The breakdown of glycogen stores can also produce the metabolites required for glycolysis, a process that protects cells from multiple metabolic stresses. Therefore increased glycogen stores could play dual roles in tumourigenesis as a source of energy and oncolytes: cells able to survive hyperosmotic or metabolic stresses can accumulate more DNA damage thereby increasing the risk of neoplastic transformation. Greater understanding of how tumour cells resist normal cell death programmes can help in the development of new targeted treatments.

  • Lamitina ST, Morrison R, Moeckel GW, Strange K (2004). Adaptation of the nematode Caenorhabditis elegans to extreme osmotic stress. Am J Physiol Cell Physiol. Apr;286(4):C785-91. PMID: 14644776.
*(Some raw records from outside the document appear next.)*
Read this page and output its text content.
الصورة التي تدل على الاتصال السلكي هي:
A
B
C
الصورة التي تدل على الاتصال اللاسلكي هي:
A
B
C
  • Possik E, Jalali Z, Nouët Y, Yan M, Gingras MC, Schmeisser K, Panaite L, Dupuy F, Kharitidi D, Chotard L, Jones RG, Hall DH, Pause A (2014). Folliculin regulates ampk-dependent autophagy and metabolic stress survival. PLoS Genet. Apr 24;10(4):e1004273. PMID: 24763318.
  • Possik E, Ajisebutu A, Manteghi S, Gingras MC, Vijayaraghavan T, Flamand M, Coull B, Schmeisser K, Duchaine T, van Steensel M, Hall DH, & Pause A (2015). FLCN and AMPK Confer Resistance to Hyperosmotic Stress via Remodeling of Glycogen Stores. PLoS genetics, 11 (10) PMID: 26439621.